Friday, July 6, 2007

Poetry by Ray Succre
















Two poems
by Ray Succre


Dead Like This

I’ve known your wish but retort.
No Mr. Spring Poet, you don’t.
It’s empty; you cannot feel
for this thing. To be like
this dead leaf is suicide;
you can sense a forest,
a tree, a bough, but you cannot
be this leaf, romantically dead.

Imaginative children will not
play with you.

Your husk can not tumble,
it is to encounter no drift.
Wind is slated to pass it nil or brief,
and children don’t remember
their dead things for long.

This leaf: Suicide.
You walk in the human shape;
when dead, it makes the most
romantically held husk around.

--------------------

Shade and Clatter

1. When creative, he is the person,
afair weave
where some man forms a pattern
and then lives at its center, a
spidery adult
designed to eat in quick feeds
intermissed by digestion,
and sensing-hours.

2. He plays co-star to my narrative,
and I should see him short.

3. One becomes hyphenated,
unable to remain on the
origin, and said
a Courtesy-Man,
a Whipping-Man,
or the Canceller-man,
the Indigeny-Man.

4. Experience leads hard to
classification, to subdirection, and
age is a reaver of adjectives.

5. He is work, a remainder of
urge, who stands well.

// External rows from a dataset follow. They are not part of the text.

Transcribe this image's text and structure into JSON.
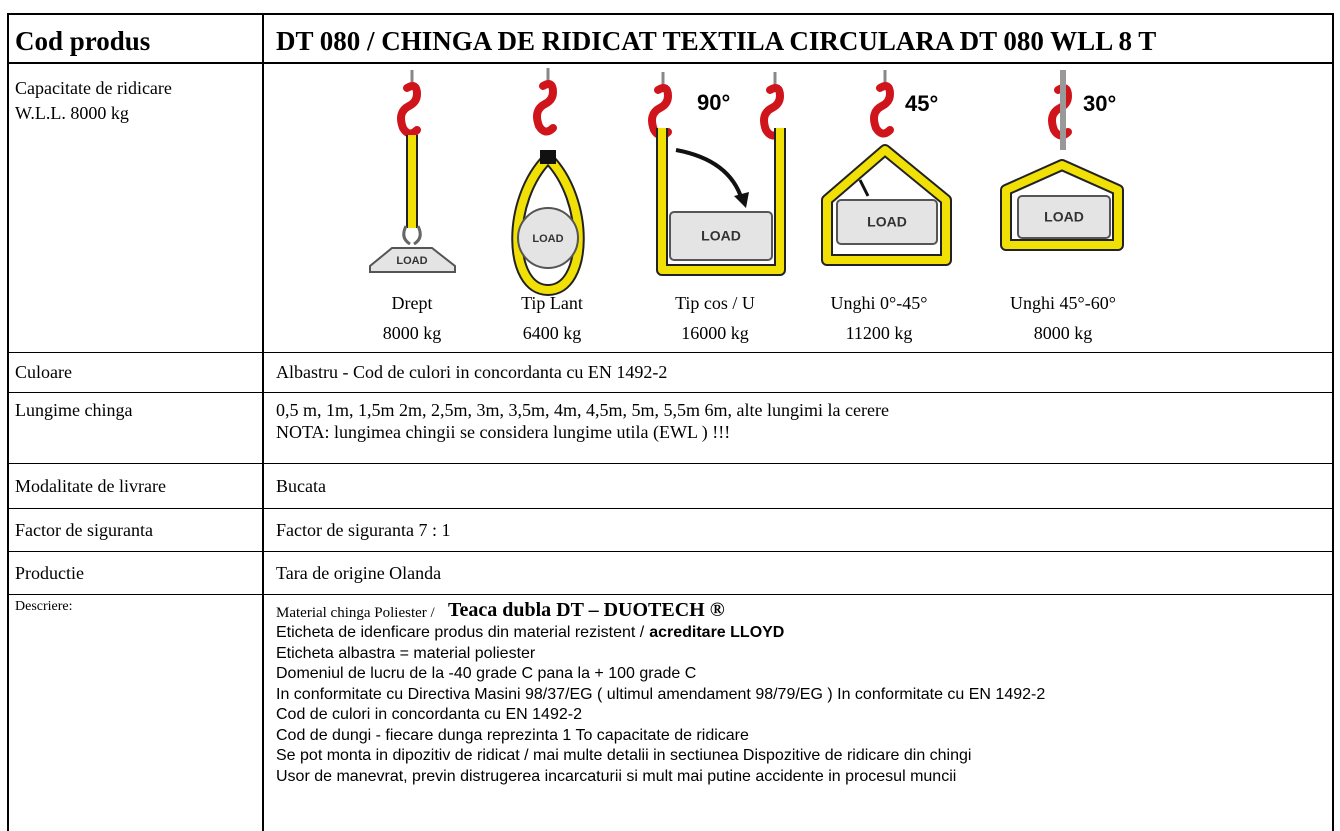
{
  "header": {
    "label": "Cod produs",
    "title": "DT 080 / CHINGA DE RIDICAT TEXTILA CIRCULARA DT 080 WLL 8 T"
  },
  "capacity": {
    "label_lines": [
      "Capacitate de ridicare",
      "W.L.L. 8000 kg"
    ],
    "configs": [
      {
        "name": "Drept",
        "load": "8000 kg",
        "tag": "LOAD"
      },
      {
        "name": "Tip Lant",
        "load": "6400 kg",
        "tag": "LOAD"
      },
      {
        "name": "Tip cos / U",
        "load": "16000 kg",
        "tag": "LOAD",
        "angle": "90°"
      },
      {
        "name": "Unghi 0°-45°",
        "load": "11200 kg",
        "tag": "LOAD",
        "angle": "45°"
      },
      {
        "name": "Unghi 45°-60°",
        "load": "8000 kg",
        "tag": "LOAD",
        "angle": "30°"
      }
    ]
  },
  "rows": [
    {
      "label": "Culoare",
      "lines": [
        "Albastru - Cod de culori in concordanta cu EN 1492-2"
      ]
    },
    {
      "label": "Lungime chinga",
      "lines": [
        "0,5 m, 1m, 1,5m 2m, 2,5m, 3m, 3,5m, 4m, 4,5m, 5m, 5,5m 6m,  alte lungimi la cerere",
        "NOTA: lungimea chingii se considera lungime utila (EWL ) !!!"
      ]
    },
    {
      "label": "Modalitate de livrare",
      "lines": [
        "Bucata"
      ]
    },
    {
      "label": "Factor de siguranta",
      "lines": [
        "Factor de siguranta 7 : 1"
      ]
    },
    {
      "label": "Productie",
      "lines": [
        "Tara de origine Olanda"
      ]
    }
  ],
  "description": {
    "label": "Descriere:",
    "intro": "Material chinga Poliester /",
    "brand": "Teaca dubla DT – DUOTECH ®",
    "label_line": {
      "text": "Eticheta de idenficare produs din material rezistent /",
      "strong": "acreditare LLOYD"
    },
    "lines": [
      "Eticheta albastra = material poliester",
      "Domeniul de lucru de la -40 grade C pana la + 100 grade C",
      "In conformitate cu Directiva Masini 98/37/EG ( ultimul amendament 98/79/EG ) In conformitate cu EN 1492-2",
      "Cod de culori in concordanta cu EN 1492-2",
      "Cod de dungi - fiecare dunga reprezinta 1 To capacitate de ridicare",
      "Se pot monta in dipozitiv de ridicat / mai multe detalii in sectiunea Dispozitive de ridicare din chingi",
      "Usor de manevrat, previn distrugerea incarcaturii si mult mai putine accidente in procesul muncii"
    ]
  }
}
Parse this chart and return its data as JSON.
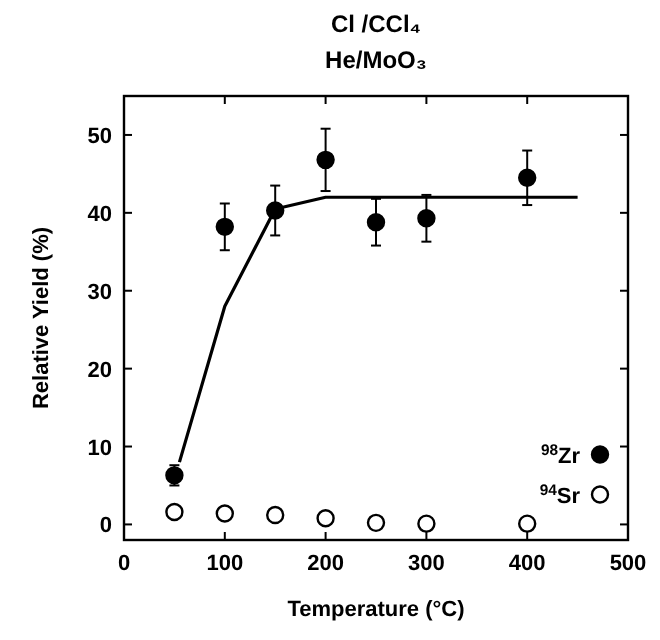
{
  "chart_data": {
    "type": "scatter",
    "title": "Cl /CCl₄",
    "subtitle": "He/MoO₃",
    "xlabel": "Temperature (°C)",
    "ylabel": "Relative Yield (%)",
    "xlim": [
      0,
      500
    ],
    "xticks": [
      0,
      100,
      200,
      300,
      400,
      500
    ],
    "ylim": [
      -2,
      55
    ],
    "yticks": [
      0,
      10,
      20,
      30,
      40,
      50
    ],
    "grid": false,
    "legend": "bottom right",
    "series": [
      {
        "name": "$^{98}$Zr",
        "color": "#000000",
        "marker": "circle",
        "x": [
          50,
          100,
          150,
          200,
          250,
          300,
          400
        ],
        "values": [
          6.3,
          38.2,
          40.3,
          46.8,
          38.8,
          39.3,
          44.5
        ],
        "errors": [
          1.3,
          3,
          3.2,
          4,
          3,
          3,
          3.5
        ]
      },
      {
        "name": "$^{94}$Sr",
        "color": "#ffffff",
        "marker": "circle",
        "x": [
          50,
          100,
          150,
          200,
          250,
          300,
          400
        ],
        "values": [
          1.6,
          1.4,
          1.2,
          0.8,
          0.2,
          0.1,
          0.1
        ]
      },
      {
        "type": "line",
        "color": "#000000",
        "marker": "none",
        "x": [
          55,
          100,
          150,
          200,
          450
        ],
        "values": [
          8,
          28,
          40.5,
          42,
          42
        ]
      }
    ]
  }
}
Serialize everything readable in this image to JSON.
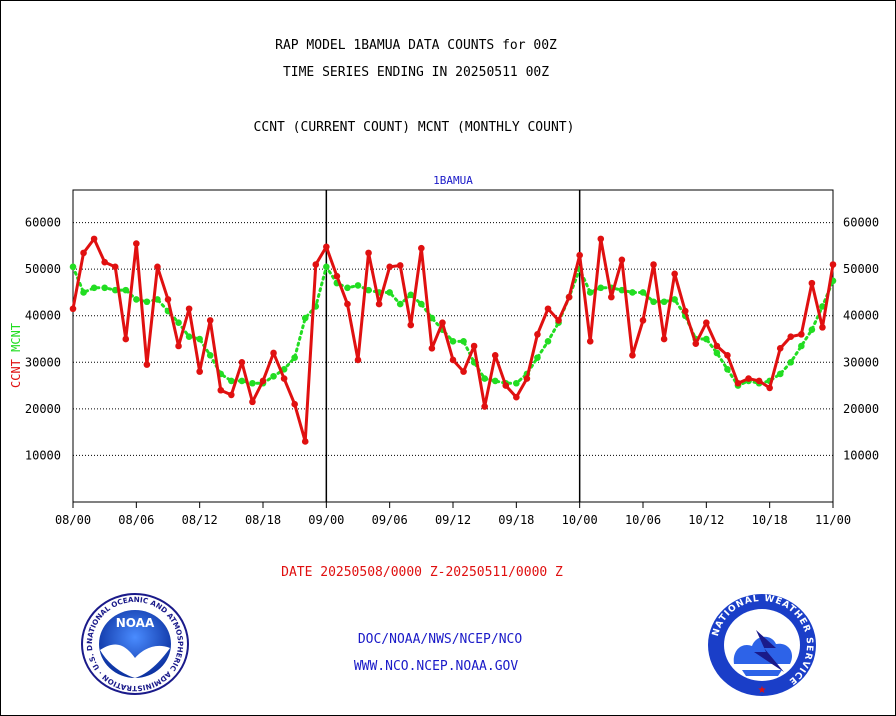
{
  "header": {
    "title_line1": "RAP MODEL 1BAMUA DATA COUNTS for 00Z",
    "title_line2": "TIME SERIES ENDING IN 20250511 00Z",
    "subtitle": "CCNT (CURRENT COUNT) MCNT (MONTHLY COUNT)",
    "panel_label": "1BAMUA"
  },
  "footer": {
    "date_range": "DATE 20250508/0000 Z-20250511/0000 Z",
    "org_line": "DOC/NOAA/NWS/NCEP/NCO",
    "url_line": "WWW.NCO.NCEP.NOAA.GOV",
    "noaa_logo_text": "NOAA",
    "noaa_ring_text": "NATIONAL OCEANIC AND ATMOSPHERIC ADMINISTRATION · U.S. DEPARTMENT OF COMMERCE",
    "nws_ring_text": "NATIONAL WEATHER SERVICE"
  },
  "colors": {
    "ccnt": "#e01010",
    "mcnt": "#22dd22",
    "grid": "#000000",
    "text_blue": "#1a1ac8"
  },
  "chart_data": {
    "type": "line",
    "xlabel": "",
    "ylabel_series": [
      "CCNT",
      "MCNT"
    ],
    "x_ticks": [
      "08/00",
      "08/06",
      "08/12",
      "08/18",
      "09/00",
      "09/06",
      "09/12",
      "09/18",
      "10/00",
      "10/06",
      "10/12",
      "10/18",
      "11/00"
    ],
    "x_period_breaks": [
      "09/00",
      "10/00"
    ],
    "y_ticks": [
      10000,
      20000,
      30000,
      40000,
      50000,
      60000
    ],
    "ylim": [
      0,
      67000
    ],
    "grid": true,
    "series": [
      {
        "name": "CCNT",
        "x": [
          0,
          1,
          2,
          3,
          4,
          5,
          6,
          7,
          8,
          9,
          10,
          11,
          12,
          13,
          14,
          15,
          16,
          17,
          18,
          19,
          20,
          21,
          22,
          23,
          24,
          25,
          26,
          27,
          28,
          29,
          30,
          31,
          32,
          33,
          34,
          35,
          36,
          37,
          38,
          39,
          40,
          41,
          42,
          43,
          44,
          45,
          46,
          47,
          48,
          49,
          50,
          51,
          52,
          53,
          54,
          55,
          56,
          57,
          58,
          59,
          60,
          61,
          62,
          63,
          64,
          65,
          66,
          67,
          68,
          69,
          70,
          71,
          72
        ],
        "values": [
          41500,
          53500,
          56500,
          51500,
          50500,
          35000,
          55500,
          29500,
          50500,
          43500,
          33500,
          41500,
          28000,
          39000,
          24000,
          23000,
          30000,
          21500,
          26000,
          32000,
          26500,
          21000,
          13000,
          51000,
          54800,
          48500,
          42500,
          30500,
          53500,
          42500,
          50500,
          50800,
          38000,
          54500,
          33000,
          38500,
          30500,
          28000,
          33500,
          20500,
          31500,
          25000,
          22500,
          26500,
          36000,
          41500,
          39000,
          44000,
          53000,
          34500,
          56500,
          44000,
          52000,
          31500,
          39000,
          51000,
          35000,
          49000,
          41000,
          34000,
          38500,
          33500,
          31500,
          25500,
          26500,
          26000,
          24500,
          33000,
          35500,
          36000,
          47000,
          37500,
          51000
        ]
      },
      {
        "name": "MCNT",
        "x": [
          0,
          1,
          2,
          3,
          4,
          5,
          6,
          7,
          8,
          9,
          10,
          11,
          12,
          13,
          14,
          15,
          16,
          17,
          18,
          19,
          20,
          21,
          22,
          23,
          24,
          25,
          26,
          27,
          28,
          29,
          30,
          31,
          32,
          33,
          34,
          35,
          36,
          37,
          38,
          39,
          40,
          41,
          42,
          43,
          44,
          45,
          46,
          47,
          48,
          49,
          50,
          51,
          52,
          53,
          54,
          55,
          56,
          57,
          58,
          59,
          60,
          61,
          62,
          63,
          64,
          65,
          66,
          67,
          68,
          69,
          70,
          71,
          72
        ],
        "values": [
          50500,
          45000,
          46000,
          46000,
          45500,
          45500,
          43500,
          43000,
          43500,
          41000,
          38500,
          35500,
          35000,
          31500,
          27500,
          26000,
          26000,
          25500,
          25500,
          27000,
          28500,
          31000,
          39500,
          42000,
          50500,
          47000,
          46000,
          46500,
          45500,
          45000,
          45000,
          42500,
          44500,
          42500,
          39500,
          37000,
          34500,
          34500,
          30000,
          26500,
          26000,
          25500,
          25500,
          27500,
          31000,
          34500,
          38500,
          44000,
          50000,
          45000,
          46000,
          46000,
          45500,
          45000,
          45000,
          43000,
          43000,
          43500,
          40000,
          35000,
          35000,
          32000,
          28500,
          25000,
          26000,
          25500,
          26000,
          27500,
          30000,
          33500,
          37000,
          42000,
          47500
        ]
      }
    ]
  }
}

He
comes heavy on missionary
tracts and headaches on dials,
to these late places
where we are to meet
and whelm
in the license of learning.


Author bio:

Ray Succre currently lives on the southern Oregon coast with his wife and baby son. He has been published in Aesthetica, Laika, and Rock Salt Plum, as well as in numerous others across as many countries. He tries hard.